Right before the end of the school year, my mother hosted her book group meeting. The book they read was Major Pettigrew's Last Stand, which is really quite a nice book if anyone's looking for anything to read. She asked me to make something for it and we determined that few things get much more English-y than a trifle, even if it is out of the ultimate American cookbook...

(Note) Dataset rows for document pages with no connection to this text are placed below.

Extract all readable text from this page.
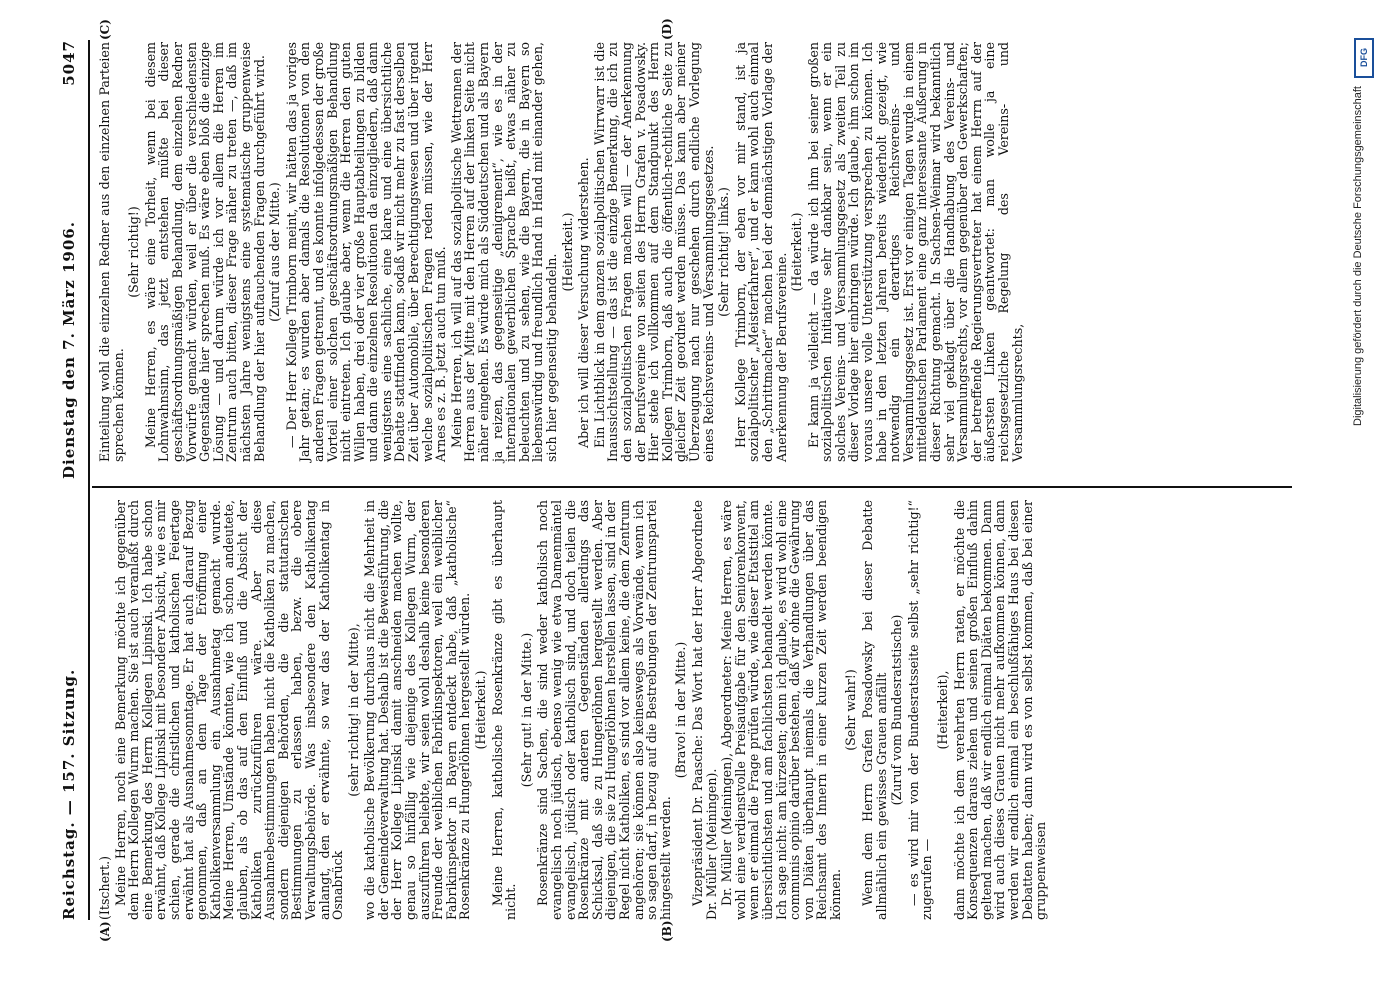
Reichstag. — 157. Sitzung.
Dienstag den 7. März 1906.
5047
(A)	(B)
(C)	(D)

(Itschert.) Meine Herren, noch eine Bemerkung möchte ich gegenüber dem Herrn Kollegen Wurm machen. Sie ist auch veranlaßt durch eine Bemerkung des Herrn Kollegen Lipinski. Ich habe schon erwähnt, daß Kollege Lipinski mit besonderer Absicht, wie es mir schien, gerade die christlichen und katholischen Feiertage erwähnt hat als Ausnahmesonntage. Er hat auch darauf Bezug genommen, daß an dem Tage der Eröffnung einer Katholikenversammlung ein Ausnahmetag gemacht wurde. Meine Herren, Umstände könnten, wie ich schon andeutete, glauben, als ob das auf den Einfluß und die Absicht der Katholiken zurückzuführen wäre. Aber diese Ausnahmebestimmungen haben nicht die Katholiken zu machen, sondern diejenigen Behörden, die die statutarischen Bestimmungen zu erlassen haben, bezw. die obere Verwaltungsbehörde. Was insbesondere den Katholikentag anlangt, den er erwähnte, so war das der Katholikentag in Osnabrück

(sehr richtig! in der Mitte), wo die katholische Bevölkerung durchaus nicht die Mehrheit in der Gemeindeverwaltung hat. Deshalb ist die Beweisführung, die der Herr Kollege Lipinski damit anschneiden machen wollte, genau so hinfällig wie diejenige des Kollegen Wurm, der auszuführen beliebte, wir seien wohl deshalb keine besonderen Freunde der weiblichen Fabrikinspektoren, weil ein weiblicher Fabrikinspektor in Bayern entdeckt habe, daß „katholische“ Rosenkränze zu Hungerlöhnen hergestellt würden. (Heiterkeit.) Meine Herren, katholische Rosenkränze gibt es überhaupt nicht.

(Sehr gut! in der Mitte.) Rosenkränze sind Sachen, die sind weder katholisch noch evangelisch noch jüdisch, ebenso wenig wie etwa Damenmäntel evangelisch, jüdisch oder katholisch sind, und doch teilen die Rosenkränze mit anderen Gegenständen allerdings das Schicksal, daß sie zu Hungerlöhnen hergestellt werden. Aber diejenigen, die sie zu Hungerlöhnen herstellen lassen, sind in der Regel nicht Katholiken, es sind vor allem keine, die dem Zentrum angehören; sie können also keineswegs als Vorwände, wenn ich so sagen darf, in bezug auf die Bestrebungen der Zentrumspartei hingestellt werden.

(Bravo! in der Mitte.) Vizepräsident Dr. Paasche: Das Wort hat der Herr Abgeordnete Dr. Müller (Meiningen). Dr. Müller (Meiningen), Abgeordneter: Meine Herren, es wäre wohl eine verdienstvolle Preisaufgabe für den Seniorenkonvent, wenn er einmal die Frage prüfen würde, wie dieser Etatstitel am übersichtlichsten und am fachlichsten behandelt werden könnte. Ich sage nicht: am kürzesten; denn ich glaube, es wird wohl eine communis opinio darüber bestehen, daß wir ohne die Gewährung von Diäten überhaupt niemals die Verhandlungen über das Reichsamt des Innern in einer kurzen Zeit werden beendigen können.

(Sehr wahr!) Wenn dem Herrn Grafen Posadowsky bei dieser Debatte allmählich ein gewisses Grauen anfällt (Zuruf vom Bundesratstische) — es wird mir von der Bundesratsseite selbst „sehr richtig!“ zugerufen —

(Heiterkeit), dann möchte ich dem verehrten Herrn raten, er möchte die Konsequenzen daraus ziehen und seinen großen Einfluß dahin geltend machen, daß wir endlich einmal Diäten bekommen. Dann wird auch dieses Grauen nicht mehr aufkommen können, dann werden wir endlich einmal ein beschlußfähiges Haus bei diesen Debatten haben; dann wird es von selbst kommen, daß bei einer gruppenweisen

Einteilung wohl die einzelnen Redner aus den einzelnen Parteien sprechen können.

(Sehr richtig!) Meine Herren, es wäre eine Torheit, wenn bei diesem Lohnwahnsinn, das jetzt entstehen müßte bei dieser geschäftsordnungsmäßigen Behandlung, dem einzelnen Redner Vorwürfe gemacht würden, weil er über die verschiedensten Gegenstände hier sprechen muß. Es wäre eben bloß die einzige Lösung — und darum würde ich vor allem die Herren im Zentrum auch bitten, dieser Frage näher zu treten —, daß im nächsten Jahre wenigstens eine systematische gruppenweise Behandlung der hier auftauchenden Fragen durchgeführt wird. (Zuruf aus der Mitte.) — Der Herr Kollege Trimborn meint, wir hätten das ja voriges Jahr getan; es wurden aber damals die Resolutionen von den anderen Fragen getrennt, und es konnte infolgedessen der große Vorteil einer solchen geschäftsordnungsmäßigen Behandlung nicht eintreten. Ich glaube aber, wenn die Herren den guten Willen haben, drei oder vier große Hauptabteilungen zu bilden und dann die einzelnen Resolutionen da einzugliedern, daß dann wenigstens eine sachliche, eine klare und eine übersichtliche Debatte stattfinden kann, sodaß wir nicht mehr zu fast derselben Zeit über Automobile, über Berechtigungswesen und über irgend welche sozialpolitischen Fragen reden müssen, wie der Herr Arnes es z. B. jetzt auch tun muß. Meine Herren, ich will auf das sozialpolitische Wettrennen der Herren aus der Mitte mit den Herren auf der linken Seite nicht näher eingehen. Es würde mich als Süddeutschen und als Bayern ja reizen, das gegenseitige „denigrement“, wie es in der internationalen gewerblichen Sprache heißt, etwas näher zu beleuchten und zu sehen, wie die Bayern, die in Bayern so liebenswürdig und freundlich Hand in Hand mit einander gehen, sich hier gegenseitig behandeln.

(Heiterkeit.) Aber ich will dieser Versuchung widerstehen. Ein Lichtblick in dem ganzen sozialpolitischen Wirrwarr ist die Inaussichtstellung — das ist die einzige Bemerkung, die ich zu den sozialpolitischen Fragen machen will — der Anerkennung der Berufsvereine von seiten des Herrn Grafen v. Posadowsky. Hier stehe ich vollkommen auf dem Standpunkt des Herrn Kollegen Trimborn, daß auch die öffentlich-rechtliche Seite zu gleicher Zeit geordnet werden müsse. Das kann aber meiner Überzeugung nach nur geschehen durch endliche Vorlegung eines Reichsvereins- und Versammlungsgesetzes. (Sehr richtig! links.) Herr Kollege Trimborn, der eben vor mir stand, ist ja sozialpolitischer „Meisterfahrer“, und er kann wohl auch einmal den „Schrittmacher“ machen bei der demnächstigen Vorlage der Anerkennung der Berufsvereine.

(Heiterkeit.) Er kann ja vielleicht — da würde ich ihm bei seiner großen sozialpolitischen Initiative sehr dankbar sein, wenn er ein solches Vereins- und Versammlungsgesetz als zweiten Teil zu dieser Vorlage hier einbringen würde. Ich glaube, ihm schon im voraus unsere volle Unterstützung versprechen zu können. Ich habe in den letzten Jahren bereits wiederholt gezeigt, wie notwendig ein derartiges Reichsvereins- und Versammlungsgesetz ist. Erst vor einigen Tagen wurde in einem mitteldeutschen Parlament eine ganz interessante Äußerung in dieser Richtung gemacht. In Sachsen-Weimar wird bekanntlich sehr viel geklagt über die Handhabung des Vereins- und Versammlungsrechts, vor allem gegenüber den Gewerkschaften; der betreffende Regierungsvertreter hat einem Herrn auf der äußersten Linken geantwortet: man wolle ja eine reichsgesetzliche Regelung des Vereins- und Versammlungsrechts,

DFG
Digitalisierung gefördert durch die Deutsche Forschungsgemeinschaft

Brown chose a cherry trifle for D.C. in honor of the cherry trees that are so prevalent down there. I'm not sure how he decided on a trifle for their vehicle though. It was a pretty basic recipe, but with a few extra tricks thrown in. Brown called for his "Amazing Vanilla Cake" recipe for the cake layers, but I had some leftover vanilla cake in the freezer and used that (remember when I said I would never deviate from the exact recipes? HA!). Brown's trifle recipe calls for sugaring the cherries. This basically means to dump the pitted cherries in with some sugar and apple cider vinegar and let them hang out in the fridge for a few hours. When all that is done, he has you make a simple syrup and add the juices that have come out of the soaking cherries to that. Then you soak each layer of cake with the simple syrup before putting in the whipped cream and sugared cherries. Brown also required the whipped cream to be very loose, so it all kind of blends together. I think I understood his reasoning, but in the future, would probably whip it up more. I prefer a firmer texture over his aesthetic preference.
I discovered a cute trick for pitting cherries during this process. By gently pushing of the point of a corkscrew through the top of the cherry (where the stem was), the pit slipped right out the bottom of the cherry and didn't leave a very big hole. This was good because part of the appeal of the trifle was how the cherries looked with the layers of cake and cream.
It was very tasty, though with those ingredients, I can't imagine how it wouldn't have been!